Bagaimana kita menyikapi keputusan Insinyur-insinyur Indonesia yang bekerja di luar negeri dan bahkan bersedia berganti kewarganegaraan? Apakah mereka tidak memiliki idealisme nasionalisme yang seharusnya mereka sudah pintar dan bahkan sangat cerdas terpanggil untuk kembali membangun bangsa dan negaranya? Ataukah kita menganggap ini adalah bagian dari suatu realita hidup untuk meningkatkan taraf kesejahteraan dan kualitas hidup mereka di seberang sana yang mereka tidak peroleh di negarinya? Beberapa bulan kemarin saya membaca di berita, seorang insinyur bertanya pada seorang menteri “Pak, saya pernah melamar ke suatu perusahaan BUMN dan ditawari gaji yang masih jauh di bawah yang saya terima sekarang, apakah mereka berani membayar dengan nilai yang sama seperti nilai saya sekarang?” Si Insinyur menyebut nilai. Sang menteri pun menjawab, “tidak usahlah kamu kembali ke Indonesia kamu bekerja saja di sana karena gaji yang kamu minta lebih tinggi dari gaji presiden dan gubernur bank Indonesia”. Nah, silahkan pembaca yang budiman menilai sendiri dech ketika gaji insinyur tidak boleh lebih tinggi dari gaji presiden dan gubernur bank Indonesia, ketika gaji lulusan sarjana teknik tidak boleh lebih tinggi dari gaji pensiunan tentara dan sarjana ekonomi misalnya. Lantas apa yang membuat Insinyur-insinyur terbaik kita mau kembali berkarya dan mengabdi buat bangsanya? Yang seharusnya Pak Menteri menjawab “Apabila saya bisa beri gaji sesuai yang Anda minta kontribusi apa yang Anda bisa berikan buat bangsa ini? Bisakah Anda meningkatkan oil lifting production dari 850 Ribu Barrel menjadi 1 Juta Barrel per Hari?”. Saya kira wajar saja mereka dibayar mahal apabila mereka bisa memberikan ‘BETTER VALUE ADDED’ di tempat dia bekerja. Begitu pun dengan peneliti atau pakar teknologi yang menghasilkan suatu invention yang kemudian menjadi satu PATEN, bisa jadi patennya itu menghasilkan nilai materi yang lebih dibandingkan gaji presiden atau gubernur Bank Indonesia. Heran saja, kalo menterinya sudah ngomong gitu ya wajar saja Insinyur-insinyur kita pada melarikan diri ke negeri orang. Sepertinya di Indonesia saja kisahnya seperti ini, di Amerika, Mr.
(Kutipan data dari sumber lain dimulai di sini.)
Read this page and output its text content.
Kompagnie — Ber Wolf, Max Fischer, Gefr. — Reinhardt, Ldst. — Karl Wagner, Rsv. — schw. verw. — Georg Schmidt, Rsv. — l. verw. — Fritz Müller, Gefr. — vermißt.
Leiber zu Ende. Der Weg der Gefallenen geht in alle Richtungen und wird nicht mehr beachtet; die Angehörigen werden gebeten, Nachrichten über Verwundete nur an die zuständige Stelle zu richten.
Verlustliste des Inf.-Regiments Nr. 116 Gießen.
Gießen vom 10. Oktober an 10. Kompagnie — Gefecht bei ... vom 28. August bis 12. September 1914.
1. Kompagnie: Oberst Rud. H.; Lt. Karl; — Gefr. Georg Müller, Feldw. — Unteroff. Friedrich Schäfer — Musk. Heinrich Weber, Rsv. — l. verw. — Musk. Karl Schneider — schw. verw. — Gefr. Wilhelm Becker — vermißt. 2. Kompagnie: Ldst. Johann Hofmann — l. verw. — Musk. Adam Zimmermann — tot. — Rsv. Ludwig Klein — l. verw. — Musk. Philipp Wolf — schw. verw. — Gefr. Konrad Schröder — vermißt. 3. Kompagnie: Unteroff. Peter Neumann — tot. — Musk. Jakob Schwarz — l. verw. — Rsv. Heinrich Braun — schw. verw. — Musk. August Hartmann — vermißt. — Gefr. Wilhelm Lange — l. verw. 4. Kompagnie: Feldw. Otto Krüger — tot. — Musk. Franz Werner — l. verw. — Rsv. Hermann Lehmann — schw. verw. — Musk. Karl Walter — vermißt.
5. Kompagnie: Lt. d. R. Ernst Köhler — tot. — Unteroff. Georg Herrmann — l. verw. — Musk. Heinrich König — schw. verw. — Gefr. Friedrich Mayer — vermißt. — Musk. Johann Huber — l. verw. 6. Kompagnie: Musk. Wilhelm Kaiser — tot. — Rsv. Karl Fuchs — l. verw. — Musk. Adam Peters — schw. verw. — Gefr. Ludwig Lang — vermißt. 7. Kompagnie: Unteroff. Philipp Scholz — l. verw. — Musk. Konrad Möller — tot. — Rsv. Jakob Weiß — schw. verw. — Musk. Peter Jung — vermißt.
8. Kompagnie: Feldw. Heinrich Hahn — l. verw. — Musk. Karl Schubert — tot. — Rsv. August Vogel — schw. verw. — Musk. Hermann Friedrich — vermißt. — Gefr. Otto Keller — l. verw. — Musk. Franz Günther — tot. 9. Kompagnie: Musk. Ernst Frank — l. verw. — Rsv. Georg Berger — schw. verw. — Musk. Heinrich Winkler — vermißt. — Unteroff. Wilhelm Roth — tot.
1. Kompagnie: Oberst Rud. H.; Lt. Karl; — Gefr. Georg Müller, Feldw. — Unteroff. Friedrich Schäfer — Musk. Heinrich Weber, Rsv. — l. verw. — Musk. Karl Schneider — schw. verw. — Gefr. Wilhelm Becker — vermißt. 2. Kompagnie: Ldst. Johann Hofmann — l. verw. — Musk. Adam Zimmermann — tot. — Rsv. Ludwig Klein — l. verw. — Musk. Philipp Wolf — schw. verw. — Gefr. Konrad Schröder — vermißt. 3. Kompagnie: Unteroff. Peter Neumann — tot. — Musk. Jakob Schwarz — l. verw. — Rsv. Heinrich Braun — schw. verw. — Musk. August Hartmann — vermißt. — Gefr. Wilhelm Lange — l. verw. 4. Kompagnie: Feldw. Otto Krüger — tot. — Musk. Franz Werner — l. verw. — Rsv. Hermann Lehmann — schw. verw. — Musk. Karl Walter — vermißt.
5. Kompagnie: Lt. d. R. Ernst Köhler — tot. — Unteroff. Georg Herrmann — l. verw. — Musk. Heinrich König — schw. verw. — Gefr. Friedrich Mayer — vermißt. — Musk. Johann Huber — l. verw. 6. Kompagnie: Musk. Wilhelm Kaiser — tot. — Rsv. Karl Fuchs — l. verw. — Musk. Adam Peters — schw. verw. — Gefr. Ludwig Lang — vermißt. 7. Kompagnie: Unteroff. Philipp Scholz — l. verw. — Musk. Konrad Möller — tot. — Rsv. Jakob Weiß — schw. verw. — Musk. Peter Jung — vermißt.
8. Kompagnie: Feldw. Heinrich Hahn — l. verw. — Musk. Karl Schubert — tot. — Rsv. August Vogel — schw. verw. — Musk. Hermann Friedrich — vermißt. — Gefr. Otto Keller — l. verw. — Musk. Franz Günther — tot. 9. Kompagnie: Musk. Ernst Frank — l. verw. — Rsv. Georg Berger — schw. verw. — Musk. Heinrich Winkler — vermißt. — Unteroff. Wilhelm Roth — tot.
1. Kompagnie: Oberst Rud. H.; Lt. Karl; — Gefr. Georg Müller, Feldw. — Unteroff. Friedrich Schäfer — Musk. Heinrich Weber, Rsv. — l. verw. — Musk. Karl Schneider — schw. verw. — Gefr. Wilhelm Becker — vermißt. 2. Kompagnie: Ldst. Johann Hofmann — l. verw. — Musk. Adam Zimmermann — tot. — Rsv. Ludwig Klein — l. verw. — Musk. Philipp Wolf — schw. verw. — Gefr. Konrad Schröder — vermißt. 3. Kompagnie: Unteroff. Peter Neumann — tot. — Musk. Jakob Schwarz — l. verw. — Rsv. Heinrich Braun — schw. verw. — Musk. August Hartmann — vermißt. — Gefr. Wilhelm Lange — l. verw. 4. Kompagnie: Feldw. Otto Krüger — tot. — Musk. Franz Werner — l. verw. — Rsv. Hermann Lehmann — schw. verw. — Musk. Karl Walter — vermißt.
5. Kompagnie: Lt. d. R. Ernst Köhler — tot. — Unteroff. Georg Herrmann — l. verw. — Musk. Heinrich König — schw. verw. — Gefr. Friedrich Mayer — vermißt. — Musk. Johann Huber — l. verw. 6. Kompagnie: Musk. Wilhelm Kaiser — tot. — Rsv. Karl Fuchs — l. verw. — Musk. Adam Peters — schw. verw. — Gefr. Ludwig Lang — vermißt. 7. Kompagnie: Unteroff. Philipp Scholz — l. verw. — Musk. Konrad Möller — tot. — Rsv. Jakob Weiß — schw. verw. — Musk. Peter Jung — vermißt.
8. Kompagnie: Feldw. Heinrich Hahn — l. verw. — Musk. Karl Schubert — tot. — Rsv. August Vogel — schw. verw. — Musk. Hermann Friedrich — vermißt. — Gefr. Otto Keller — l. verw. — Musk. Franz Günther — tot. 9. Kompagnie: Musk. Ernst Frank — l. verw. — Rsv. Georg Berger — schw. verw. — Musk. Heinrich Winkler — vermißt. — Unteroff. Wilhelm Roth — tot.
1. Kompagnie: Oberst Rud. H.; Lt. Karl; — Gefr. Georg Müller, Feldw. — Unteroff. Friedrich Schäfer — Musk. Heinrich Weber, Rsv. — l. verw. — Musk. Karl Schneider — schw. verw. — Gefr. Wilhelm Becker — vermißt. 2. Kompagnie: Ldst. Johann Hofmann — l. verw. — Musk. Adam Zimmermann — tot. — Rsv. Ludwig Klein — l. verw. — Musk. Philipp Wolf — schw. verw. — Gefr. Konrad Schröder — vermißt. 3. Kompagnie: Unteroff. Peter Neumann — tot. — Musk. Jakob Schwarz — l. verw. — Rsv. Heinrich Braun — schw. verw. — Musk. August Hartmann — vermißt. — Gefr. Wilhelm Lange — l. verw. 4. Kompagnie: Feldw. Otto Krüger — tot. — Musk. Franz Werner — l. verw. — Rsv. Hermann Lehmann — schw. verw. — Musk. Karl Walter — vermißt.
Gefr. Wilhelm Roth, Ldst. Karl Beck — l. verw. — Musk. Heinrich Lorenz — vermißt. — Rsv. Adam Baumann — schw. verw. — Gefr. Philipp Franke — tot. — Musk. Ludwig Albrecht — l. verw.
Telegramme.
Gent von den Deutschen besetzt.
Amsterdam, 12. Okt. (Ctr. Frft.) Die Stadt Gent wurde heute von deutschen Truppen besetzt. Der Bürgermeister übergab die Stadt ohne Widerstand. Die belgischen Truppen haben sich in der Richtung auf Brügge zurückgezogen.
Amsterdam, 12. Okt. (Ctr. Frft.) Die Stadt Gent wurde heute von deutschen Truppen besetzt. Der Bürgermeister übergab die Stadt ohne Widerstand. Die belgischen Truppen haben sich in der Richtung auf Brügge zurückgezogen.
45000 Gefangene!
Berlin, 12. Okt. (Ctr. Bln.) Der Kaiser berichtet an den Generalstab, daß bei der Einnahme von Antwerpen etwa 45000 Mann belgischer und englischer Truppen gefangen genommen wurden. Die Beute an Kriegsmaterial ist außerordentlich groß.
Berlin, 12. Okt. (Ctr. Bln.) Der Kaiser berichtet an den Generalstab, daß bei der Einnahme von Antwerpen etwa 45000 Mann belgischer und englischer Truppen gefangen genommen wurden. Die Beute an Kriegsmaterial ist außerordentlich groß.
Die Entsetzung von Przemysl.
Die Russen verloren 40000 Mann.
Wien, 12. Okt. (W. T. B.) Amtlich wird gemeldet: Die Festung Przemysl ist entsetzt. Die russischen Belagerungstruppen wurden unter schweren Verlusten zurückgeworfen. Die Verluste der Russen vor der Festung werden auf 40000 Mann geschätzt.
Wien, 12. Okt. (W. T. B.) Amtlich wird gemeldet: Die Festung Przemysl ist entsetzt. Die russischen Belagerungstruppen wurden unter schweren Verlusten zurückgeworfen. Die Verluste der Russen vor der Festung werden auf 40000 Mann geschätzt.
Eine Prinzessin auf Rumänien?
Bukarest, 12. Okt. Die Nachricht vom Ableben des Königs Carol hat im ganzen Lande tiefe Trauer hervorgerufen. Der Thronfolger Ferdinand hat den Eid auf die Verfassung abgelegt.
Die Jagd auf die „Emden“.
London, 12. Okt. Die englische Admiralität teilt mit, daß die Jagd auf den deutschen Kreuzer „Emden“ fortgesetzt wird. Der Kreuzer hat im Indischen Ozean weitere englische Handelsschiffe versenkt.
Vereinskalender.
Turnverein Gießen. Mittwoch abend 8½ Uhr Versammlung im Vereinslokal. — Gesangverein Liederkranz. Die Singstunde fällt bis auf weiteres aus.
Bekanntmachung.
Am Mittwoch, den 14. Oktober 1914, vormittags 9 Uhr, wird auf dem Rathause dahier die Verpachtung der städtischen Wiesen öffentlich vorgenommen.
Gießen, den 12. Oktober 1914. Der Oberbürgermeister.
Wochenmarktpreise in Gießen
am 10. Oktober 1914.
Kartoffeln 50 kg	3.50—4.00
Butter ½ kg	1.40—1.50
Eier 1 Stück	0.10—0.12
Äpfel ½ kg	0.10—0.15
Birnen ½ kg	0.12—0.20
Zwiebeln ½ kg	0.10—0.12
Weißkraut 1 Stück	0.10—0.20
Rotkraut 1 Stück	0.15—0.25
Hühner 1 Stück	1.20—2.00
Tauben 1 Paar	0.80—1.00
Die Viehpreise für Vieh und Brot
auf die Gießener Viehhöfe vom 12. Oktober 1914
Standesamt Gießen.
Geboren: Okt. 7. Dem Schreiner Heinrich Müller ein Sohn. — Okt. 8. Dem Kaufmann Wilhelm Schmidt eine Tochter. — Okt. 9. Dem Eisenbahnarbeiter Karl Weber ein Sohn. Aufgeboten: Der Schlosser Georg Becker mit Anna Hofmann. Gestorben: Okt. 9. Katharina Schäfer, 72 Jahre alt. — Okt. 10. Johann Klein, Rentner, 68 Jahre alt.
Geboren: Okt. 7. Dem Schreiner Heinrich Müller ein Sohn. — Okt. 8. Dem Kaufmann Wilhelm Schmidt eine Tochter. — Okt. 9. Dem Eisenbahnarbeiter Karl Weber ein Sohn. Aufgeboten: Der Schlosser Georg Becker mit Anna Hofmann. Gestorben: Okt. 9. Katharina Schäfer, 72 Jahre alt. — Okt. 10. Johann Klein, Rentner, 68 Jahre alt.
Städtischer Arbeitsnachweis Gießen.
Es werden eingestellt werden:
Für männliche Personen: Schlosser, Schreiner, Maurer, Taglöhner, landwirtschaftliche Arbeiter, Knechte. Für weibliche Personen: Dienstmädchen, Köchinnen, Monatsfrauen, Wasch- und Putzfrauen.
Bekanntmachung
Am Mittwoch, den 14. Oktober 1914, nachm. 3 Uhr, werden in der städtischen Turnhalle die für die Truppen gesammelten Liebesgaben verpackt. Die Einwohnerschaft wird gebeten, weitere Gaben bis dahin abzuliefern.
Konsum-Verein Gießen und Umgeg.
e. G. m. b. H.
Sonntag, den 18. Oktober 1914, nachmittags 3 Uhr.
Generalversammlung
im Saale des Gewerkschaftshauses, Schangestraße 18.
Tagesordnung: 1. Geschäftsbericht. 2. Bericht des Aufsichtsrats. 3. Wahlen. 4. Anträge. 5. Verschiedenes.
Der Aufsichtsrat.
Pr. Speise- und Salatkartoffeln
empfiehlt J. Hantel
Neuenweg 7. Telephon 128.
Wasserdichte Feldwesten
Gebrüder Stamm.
Barrack Obama pun tidak pernah complaint kalo ternyata banyak engineers yang gaji dan penghasilannya jauh lebih tinggi dari dia ha ha ha...

Kesimpulannya, silahkan dinilai sendiri lah apakah mereka Insinyur-insinyur Terbaik Indonesia sudah tidak memiliki idealisme nasionalisme atau mereka hanya ingin lebih meningkatkan kualitas hidup mereka, menjadi insan yang lebih dinamis dan produktif di mana pun mereka berkarya. Atau apakah memang mereka sudah tidak memiliki tempat yang layak di negeri tercinta ini? Quo vadis Insinyur Indonesia.

Salam Insinyur Indonesia.

SumberKutipan: Dikutip dari: Blognya Bp. Habibie Razak, P. Eng., MM., Alumni Universitas Hasanuddin, ASEAN Engineer Praktisi Mining, Power, Oil & Gas, Wakil Ketua Bidang Energi dan Kelistrikan, Persatuan Insinyur Indonesia.